Some of you may recall the trouble I encountered with my KitchenAid ice-cream maker when attempting to make raspberry sorbet for the baked Alaska. I am pleased to say that I eventually managed to get the right parts for free and everything is now functioning perfectly. Happy days!
The first time I attempted making ice-cream in it was to make David Lebovitz’s Salted Butter Caramel. Let’s just say it didn’t go quite to plan. Firstly, when I was cooking the custard, I didn’t read the instructions properly, so instead of heating it to 160-170 F, I tried to heat it to 160-170 C! I realised my mistake early on, but it had gone way past 71-77 C, which I think affected the way it froze (or didn’t). Then I burnt the caramel and, on re-making it, I didn’t measure the salt properly, which resulted in a semi-frozen way too salty caramel ice-cream. It wasn’t pretty.
So, for my next attempt, I decided to go back to basics and make a simple vanilla bean ice-cream. D and I recently went to Tahiti and Bora Bora where I managed to pick up some beautiful vanilla beans, so I figured I should put them to good use in a recipe that would make them the hero. I like to think of it as killing two birds with one stone!
The end result was a fantastically smooth and creamy ice-cream, perfect for any reason really. If only I had a freezer big enough to store it, I would always, always keep some on hand.

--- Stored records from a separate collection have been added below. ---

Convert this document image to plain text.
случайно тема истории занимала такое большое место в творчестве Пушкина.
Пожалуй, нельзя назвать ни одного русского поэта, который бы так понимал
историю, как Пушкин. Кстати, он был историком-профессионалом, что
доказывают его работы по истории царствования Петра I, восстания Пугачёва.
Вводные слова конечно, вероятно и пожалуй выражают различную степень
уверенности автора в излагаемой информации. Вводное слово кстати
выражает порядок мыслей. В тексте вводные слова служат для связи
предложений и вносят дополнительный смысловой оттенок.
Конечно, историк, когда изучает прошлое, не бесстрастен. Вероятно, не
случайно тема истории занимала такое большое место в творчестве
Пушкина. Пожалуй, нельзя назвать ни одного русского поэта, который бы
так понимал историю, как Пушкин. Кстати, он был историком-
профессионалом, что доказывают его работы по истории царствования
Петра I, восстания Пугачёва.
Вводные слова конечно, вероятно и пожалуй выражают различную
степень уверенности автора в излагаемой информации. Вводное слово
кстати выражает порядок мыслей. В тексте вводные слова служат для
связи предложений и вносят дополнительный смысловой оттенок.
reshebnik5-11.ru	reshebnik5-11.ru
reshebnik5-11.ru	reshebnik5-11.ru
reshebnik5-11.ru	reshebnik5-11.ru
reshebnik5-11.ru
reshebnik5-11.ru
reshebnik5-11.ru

Recipe (as per David Lebovitz’s The Perfect Scoop)
- 1 cup (250ml) whole milk
- A pinch of salt
- 3/4 cup (150g) sugar
- 1 vanilla bean, split lengthwise
- 2 cups (500ml) heavy cream
- 6 large egg yolks
- 3/4 teaspoon pure vanilla extract
1. Warm the milk, sugar, 1 cup (250ml) cream and salt in a saucepan and turn the heat off. Scrape the seeds from the vanilla bean into the milk and then add the bean pod to the milk. Cover, remove from heat, and infuse for 30 minutes.
2.Pour the remaining 1 cup (250ml) cream into a large bowl and set a mesh strainer on top. Just before the infusing time is up, prepare an ice bath by filling a larger bowl (larger than the one with just the cream in it) partially with ice and water as you’ll need it for step 5. You might like to test that the two bowls work together and that you haven’t filled the bottom bowl up too much – the last thing you want is the ice water overflowing into the top bowl and ruining your hard work.

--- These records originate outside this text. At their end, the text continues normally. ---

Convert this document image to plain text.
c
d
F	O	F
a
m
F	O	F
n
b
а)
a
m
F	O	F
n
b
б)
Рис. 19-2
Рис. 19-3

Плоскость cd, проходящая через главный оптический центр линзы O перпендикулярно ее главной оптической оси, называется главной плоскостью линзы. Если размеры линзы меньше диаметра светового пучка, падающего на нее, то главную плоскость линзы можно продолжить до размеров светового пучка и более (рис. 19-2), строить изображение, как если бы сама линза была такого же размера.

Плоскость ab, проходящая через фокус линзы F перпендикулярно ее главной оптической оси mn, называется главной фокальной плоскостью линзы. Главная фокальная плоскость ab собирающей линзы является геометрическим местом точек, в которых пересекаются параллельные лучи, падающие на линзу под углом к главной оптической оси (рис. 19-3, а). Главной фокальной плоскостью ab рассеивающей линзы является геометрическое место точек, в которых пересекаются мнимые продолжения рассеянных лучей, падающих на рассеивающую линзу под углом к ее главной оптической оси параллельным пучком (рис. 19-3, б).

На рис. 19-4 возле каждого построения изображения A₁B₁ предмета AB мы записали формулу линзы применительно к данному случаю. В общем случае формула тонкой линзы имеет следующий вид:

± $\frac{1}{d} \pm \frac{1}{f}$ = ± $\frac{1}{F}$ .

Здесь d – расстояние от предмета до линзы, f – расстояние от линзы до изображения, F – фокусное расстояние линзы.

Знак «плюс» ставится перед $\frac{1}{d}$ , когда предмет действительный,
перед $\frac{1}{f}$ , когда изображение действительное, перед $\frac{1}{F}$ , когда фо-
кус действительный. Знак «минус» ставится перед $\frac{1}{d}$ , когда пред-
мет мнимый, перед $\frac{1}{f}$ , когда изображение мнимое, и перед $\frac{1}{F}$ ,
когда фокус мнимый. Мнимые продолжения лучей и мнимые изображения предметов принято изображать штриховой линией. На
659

3. In a separate bowl, whisk together the egg yolks. Check the temperature of the milk – if it has gone cold, re-warm it a little. I found it to still be quite warm and used it straight from the pot. Gradually pour some of the milk into the yolks, whisking constantly as you pour – the whisking is important here – if you don’t do it, you’ll end up with scrambled eggs. Scrape the warmed yolks and milk back into the saucepan.
4. Stir the mixture constantly over a low-medium heat to cook it, scraping the bottom with a heat-resistant spatula, until the custard thickens enough to coat the spatula – you’ll know it’s cooked if you can run your finger through the custard on the back of the spatula and it draws a line.

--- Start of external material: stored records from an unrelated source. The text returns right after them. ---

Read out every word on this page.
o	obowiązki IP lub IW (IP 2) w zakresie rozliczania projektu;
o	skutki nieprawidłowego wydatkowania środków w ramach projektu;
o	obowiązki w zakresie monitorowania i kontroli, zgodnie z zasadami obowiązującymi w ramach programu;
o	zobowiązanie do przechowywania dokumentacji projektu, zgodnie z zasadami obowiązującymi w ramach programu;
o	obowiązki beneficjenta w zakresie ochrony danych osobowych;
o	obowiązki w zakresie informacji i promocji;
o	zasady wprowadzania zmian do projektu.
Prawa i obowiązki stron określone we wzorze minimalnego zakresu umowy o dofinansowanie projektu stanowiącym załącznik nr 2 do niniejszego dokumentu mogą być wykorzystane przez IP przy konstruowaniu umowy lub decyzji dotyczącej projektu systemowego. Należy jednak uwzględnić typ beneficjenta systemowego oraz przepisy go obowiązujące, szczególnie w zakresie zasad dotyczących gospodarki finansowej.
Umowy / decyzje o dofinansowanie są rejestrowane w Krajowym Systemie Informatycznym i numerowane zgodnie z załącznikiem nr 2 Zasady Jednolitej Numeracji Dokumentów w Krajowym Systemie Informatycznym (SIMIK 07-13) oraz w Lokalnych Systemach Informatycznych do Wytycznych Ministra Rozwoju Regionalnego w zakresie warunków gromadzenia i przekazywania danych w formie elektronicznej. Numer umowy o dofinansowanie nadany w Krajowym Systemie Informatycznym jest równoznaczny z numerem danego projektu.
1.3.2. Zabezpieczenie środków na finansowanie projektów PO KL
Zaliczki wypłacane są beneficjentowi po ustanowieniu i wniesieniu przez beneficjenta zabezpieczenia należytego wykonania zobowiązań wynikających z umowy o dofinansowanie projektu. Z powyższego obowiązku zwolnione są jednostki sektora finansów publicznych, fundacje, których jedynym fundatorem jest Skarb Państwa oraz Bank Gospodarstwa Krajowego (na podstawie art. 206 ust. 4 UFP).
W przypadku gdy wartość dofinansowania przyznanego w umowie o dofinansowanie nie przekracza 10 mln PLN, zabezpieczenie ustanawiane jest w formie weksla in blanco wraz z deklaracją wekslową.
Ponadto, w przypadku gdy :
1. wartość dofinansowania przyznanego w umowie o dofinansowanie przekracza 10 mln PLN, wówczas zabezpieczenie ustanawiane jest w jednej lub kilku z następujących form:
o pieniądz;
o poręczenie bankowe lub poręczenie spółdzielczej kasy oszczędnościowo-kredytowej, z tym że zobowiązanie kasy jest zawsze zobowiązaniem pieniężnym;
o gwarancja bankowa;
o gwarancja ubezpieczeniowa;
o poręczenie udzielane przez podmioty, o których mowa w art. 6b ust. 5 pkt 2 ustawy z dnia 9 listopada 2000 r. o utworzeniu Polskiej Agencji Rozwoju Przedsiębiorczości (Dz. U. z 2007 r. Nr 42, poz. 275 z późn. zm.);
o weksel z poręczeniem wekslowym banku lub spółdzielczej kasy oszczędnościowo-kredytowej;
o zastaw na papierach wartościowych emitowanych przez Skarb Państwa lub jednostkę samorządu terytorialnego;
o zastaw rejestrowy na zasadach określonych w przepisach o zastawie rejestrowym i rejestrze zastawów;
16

5. Strain the custard into the bowl with the cream. Stir over the ice bath for 5-10 minutes until cool, add the vanilla extract and then refrigerate to chill thoroughly, preferably overnight. I always put clingwrap on top of the surface of the custard (not just covering the bowl) so that it doesn’t form a skin.
6. Remove the vanilla bean and churn the custard in your ice cream maker according to the manufacturer’s instructions. I gave it 25-30 mins and the result was pretty near perfect, even if I do say so myself! You’ll get a perfectly smooth and soft ice-cream, which can be eaten (or taste tested) straight away, but for the best results, put it into the freezer for a few hours.
I think I’m ready to give the salted butter caramel ice-cream another go.